The mean SCIP scores at the 18-month follow-up were 61.6 for hospitalized controls, 59.0 for COVID-19 patients in hospitals, and 68.8 for healthy controls. Hospitalized COVID patients had a mean MoCA score of 26.5, hospitalized controls a mean of 27.2, and healthy controls a mean of 28.2.
Hospitalized COVID patients had lower secondary outcome scores than healthy controls, but overall there was no difference in these scores between hospitalised COVID patients and hospitalised controls. On the executive function portion of the Trail Making Test (Part B), however, COVID patients performed worse than hospitalized controls, with a 15% relative mean difference (P=0.04).

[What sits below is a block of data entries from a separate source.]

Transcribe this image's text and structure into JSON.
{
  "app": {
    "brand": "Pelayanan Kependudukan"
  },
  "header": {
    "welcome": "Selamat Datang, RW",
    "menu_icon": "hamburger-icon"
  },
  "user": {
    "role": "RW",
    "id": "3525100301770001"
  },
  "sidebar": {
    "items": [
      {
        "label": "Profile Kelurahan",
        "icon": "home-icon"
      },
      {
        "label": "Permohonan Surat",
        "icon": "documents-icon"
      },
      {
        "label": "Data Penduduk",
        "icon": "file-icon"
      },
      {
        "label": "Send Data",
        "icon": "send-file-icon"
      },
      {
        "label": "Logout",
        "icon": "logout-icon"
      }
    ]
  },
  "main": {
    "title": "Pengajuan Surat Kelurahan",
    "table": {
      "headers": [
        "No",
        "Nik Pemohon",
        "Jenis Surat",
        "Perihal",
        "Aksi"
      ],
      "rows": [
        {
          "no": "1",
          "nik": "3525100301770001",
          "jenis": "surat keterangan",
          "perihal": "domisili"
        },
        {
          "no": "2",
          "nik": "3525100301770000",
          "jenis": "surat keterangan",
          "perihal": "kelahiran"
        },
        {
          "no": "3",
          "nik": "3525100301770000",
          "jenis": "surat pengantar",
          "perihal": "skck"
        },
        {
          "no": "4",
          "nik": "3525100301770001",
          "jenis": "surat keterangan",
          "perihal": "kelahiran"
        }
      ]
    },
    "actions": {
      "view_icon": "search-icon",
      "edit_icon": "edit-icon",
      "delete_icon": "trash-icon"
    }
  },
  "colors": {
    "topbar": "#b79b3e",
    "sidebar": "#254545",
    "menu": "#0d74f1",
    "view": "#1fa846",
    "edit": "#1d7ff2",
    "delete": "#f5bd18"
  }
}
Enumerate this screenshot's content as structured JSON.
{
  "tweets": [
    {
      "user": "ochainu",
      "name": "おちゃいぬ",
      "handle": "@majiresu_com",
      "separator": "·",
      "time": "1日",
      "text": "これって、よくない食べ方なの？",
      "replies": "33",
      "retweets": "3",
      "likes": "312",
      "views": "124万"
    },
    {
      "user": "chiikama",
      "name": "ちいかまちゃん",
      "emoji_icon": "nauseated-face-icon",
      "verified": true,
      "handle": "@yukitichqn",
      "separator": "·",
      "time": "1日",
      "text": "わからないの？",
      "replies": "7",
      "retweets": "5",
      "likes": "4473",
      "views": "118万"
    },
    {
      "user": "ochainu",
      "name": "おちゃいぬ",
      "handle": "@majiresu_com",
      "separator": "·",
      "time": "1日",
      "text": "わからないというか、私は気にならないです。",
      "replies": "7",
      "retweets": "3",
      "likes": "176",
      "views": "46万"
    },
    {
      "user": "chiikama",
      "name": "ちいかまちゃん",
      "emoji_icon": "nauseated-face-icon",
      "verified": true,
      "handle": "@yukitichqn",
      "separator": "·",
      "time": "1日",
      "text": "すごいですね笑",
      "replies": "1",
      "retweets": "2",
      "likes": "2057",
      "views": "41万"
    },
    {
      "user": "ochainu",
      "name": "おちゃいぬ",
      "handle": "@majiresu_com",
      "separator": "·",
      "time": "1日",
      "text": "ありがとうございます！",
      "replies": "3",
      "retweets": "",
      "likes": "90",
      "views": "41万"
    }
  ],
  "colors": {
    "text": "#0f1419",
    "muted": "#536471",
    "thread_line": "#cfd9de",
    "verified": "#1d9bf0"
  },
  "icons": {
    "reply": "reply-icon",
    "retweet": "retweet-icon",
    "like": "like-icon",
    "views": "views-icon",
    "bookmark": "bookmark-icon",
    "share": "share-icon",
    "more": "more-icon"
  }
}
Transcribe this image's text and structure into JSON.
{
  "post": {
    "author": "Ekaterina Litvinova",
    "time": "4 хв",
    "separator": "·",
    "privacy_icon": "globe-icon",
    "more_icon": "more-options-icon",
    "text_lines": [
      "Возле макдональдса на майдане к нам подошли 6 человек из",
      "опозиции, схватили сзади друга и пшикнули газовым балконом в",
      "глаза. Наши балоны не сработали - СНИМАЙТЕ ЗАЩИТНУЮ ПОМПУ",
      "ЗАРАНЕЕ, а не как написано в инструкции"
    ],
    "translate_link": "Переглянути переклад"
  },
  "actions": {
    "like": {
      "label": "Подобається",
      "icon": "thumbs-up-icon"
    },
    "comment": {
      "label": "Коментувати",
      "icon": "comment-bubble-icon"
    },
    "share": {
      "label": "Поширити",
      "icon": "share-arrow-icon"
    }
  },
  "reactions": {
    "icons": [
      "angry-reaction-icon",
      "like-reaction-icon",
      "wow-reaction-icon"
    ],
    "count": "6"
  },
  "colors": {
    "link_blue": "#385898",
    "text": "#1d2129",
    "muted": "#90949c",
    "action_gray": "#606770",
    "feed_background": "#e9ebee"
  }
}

Benros and co-authors pointed out that 12% to 50% of people had chronic cognitive impairment one year after infection, according to earlier research on cognitive performance in COVID-19 patients. In line with earlier studies, we discovered that 38% of COVID-19 patients had MoCA scores below 26 at the 18-month follow-up and did worse on all cognitive tests when compared to the healthy population.
The researchers noted that the study period included a variety of SARS-CoV-2 strains with differing virulence and potential for long-term consequences. The adoption of the SCIP, which has a very modest battery of cognitive tests, was another restriction. Furthermore, cognitive scores from before the epidemic were not accessible.